Yes, I have heard the same advice, PurpleLovely. And I suppose, when I'm focusing more on Bible study and prayer, it can help to a certain extent. Of course, not with the root of it all. I can't pray away my ADHD. It's similar to meditation for me. But like most 'fixes,' I get off-track or something messes with the routine or I just stop or I do something stupid and get discouraged. Everything I do to help my issues always stops helping at some point.
I have a child with autism who exhibits a lot of co-occurring disorders, like ADHD and OCD. Having an umbrella disorder like that must be very difficult. That's what his specialist calls it because she says many other disorders and complications go hand-in-hand with autism.
Yeah, it is. But I like to think if you're quite neurodiverse (as in more than one/several) then you also have more talents
Apprntly, I can't possibly have OCD either even tho I exhibit a lot of traits (bcos of my autism diagnosis, so it's obviously that - from my mental health nurse).

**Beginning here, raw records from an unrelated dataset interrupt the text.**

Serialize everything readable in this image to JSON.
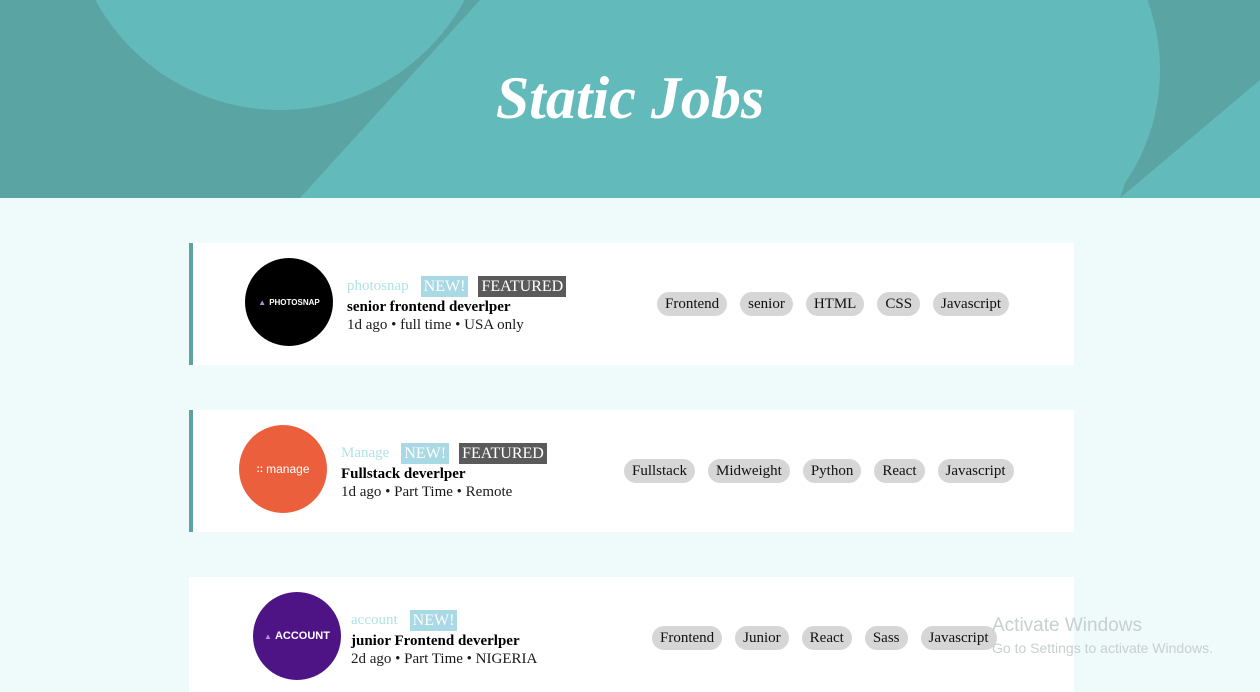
{
  "header": {
    "title": "Static Jobs"
  },
  "jobs": [
    {
      "company": "photosnap",
      "logo_text": "PHOTOSNAP",
      "logo_color": "#000000",
      "new_label": "NEW!",
      "featured_label": "FEATURED",
      "position": "senior frontend deverlper",
      "meta": "1d ago • full time • USA only",
      "tags": [
        "Frontend",
        "senior",
        "HTML",
        "CSS",
        "Javascript"
      ]
    },
    {
      "company": "Manage",
      "logo_text": "manage",
      "logo_color": "#eb5f3d",
      "new_label": "NEW!",
      "featured_label": "FEATURED",
      "position": "Fullstack deverlper",
      "meta": "1d ago • Part Time • Remote",
      "tags": [
        "Fullstack",
        "Midweight",
        "Python",
        "React",
        "Javascript"
      ]
    },
    {
      "company": "account",
      "logo_text": "ACCOUNT",
      "logo_color": "#4e1485",
      "new_label": "NEW!",
      "position": "junior Frontend deverlper",
      "meta": "2d ago • Part Time • NIGERIA",
      "tags": [
        "Frontend",
        "Junior",
        "React",
        "Sass",
        "Javascript"
      ]
    }
  ],
  "watermark": {
    "line1": "Activate Windows",
    "line2": "Go to Settings to activate Windows."
  },
  "colors": {
    "header_bg": "#5ba4a4",
    "page_bg": "#effafa",
    "accent": "#5ba4a4"
  }
}
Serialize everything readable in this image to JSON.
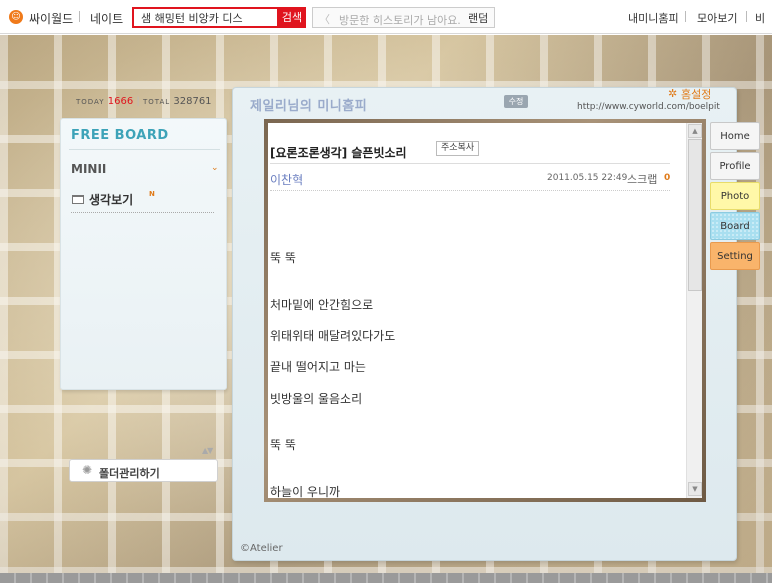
{
  "topbar": {
    "brand": "싸이월드",
    "nate": "네이트",
    "search_value": "샘 해밍턴 비앙카 디스",
    "search_button": "검색",
    "history_prev": "〈",
    "history_placeholder": "방문한 히스토리가 남아요.",
    "history_next": "〉",
    "random": "랜덤",
    "my_minihome": "내미니홈피",
    "collect": "모아보기",
    "cut_item": "비"
  },
  "stats": {
    "today_label": "TODAY",
    "today_count": "1666",
    "total_label": "TOTAL",
    "total_count": "328761"
  },
  "left_panel": {
    "board_title": "FREE BOARD",
    "category": "MINII",
    "category_chevron": "⌄",
    "folder_label": "생각보기",
    "new_badge": "N",
    "manage_button": "폴더관리하기",
    "collapse_arrows": "▲▼"
  },
  "main": {
    "home_settings_symbol": "✲",
    "home_settings_label": "홈설정",
    "site_title": "제일리님의 미니홈피",
    "edit_badge": "수정",
    "site_url": "http://www.cyworld.com/boelpit",
    "atelier": "©Atelier"
  },
  "post": {
    "title": "[요론조론생각] 슬픈빗소리",
    "copy_address": "주소복사",
    "author": "이찬혁",
    "date": "2011.05.15 22:49",
    "scrap_label": "스크랩",
    "scrap_count": "0",
    "lines": [
      "뚝 뚝",
      "처마밑에 안간힘으로",
      "위태위태 매달려있다가도",
      "끝내 떨어지고 마는",
      "빗방울의 울음소리",
      "뚝 뚝",
      "하늘이 우니까"
    ]
  },
  "side_tabs": {
    "home": "Home",
    "profile": "Profile",
    "photo": "Photo",
    "board": "Board",
    "setting": "Setting"
  },
  "colors": {
    "accent_red": "#e0141e",
    "accent_orange": "#e07b1a",
    "board_title_teal": "#3da3b8"
  }
}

I've been stuck on rdng all the sad posts abt ADHD - try additudemag.com/
Ttlly distracted (mybe autism rltd), stck on stff and no motivation have medication, exhstd (partly cold, fluey, cough, headachey thng) and cn't rmber wht sppsd be doing. (Now lkd up but no energy do it cos wstng energy on distraction lkng up ADHD posts makng myslkf sad). Aaaaaaah! Ddn't nd mke myself sad, knw it was gng to but had to do it anywy like alwys - lkng up stff - ADHD impulsivity/autism impulsivity/OCD impulsivity, dn't knw. I fl I fld. WOW! Catastrophised so fast there is that elemnt of ADHD crtnly of autism.
Srry if I rpt myslf rlly trd and cn't seem to rtn lng engh wht I've jst wrttn - poor wrkng mmry autism.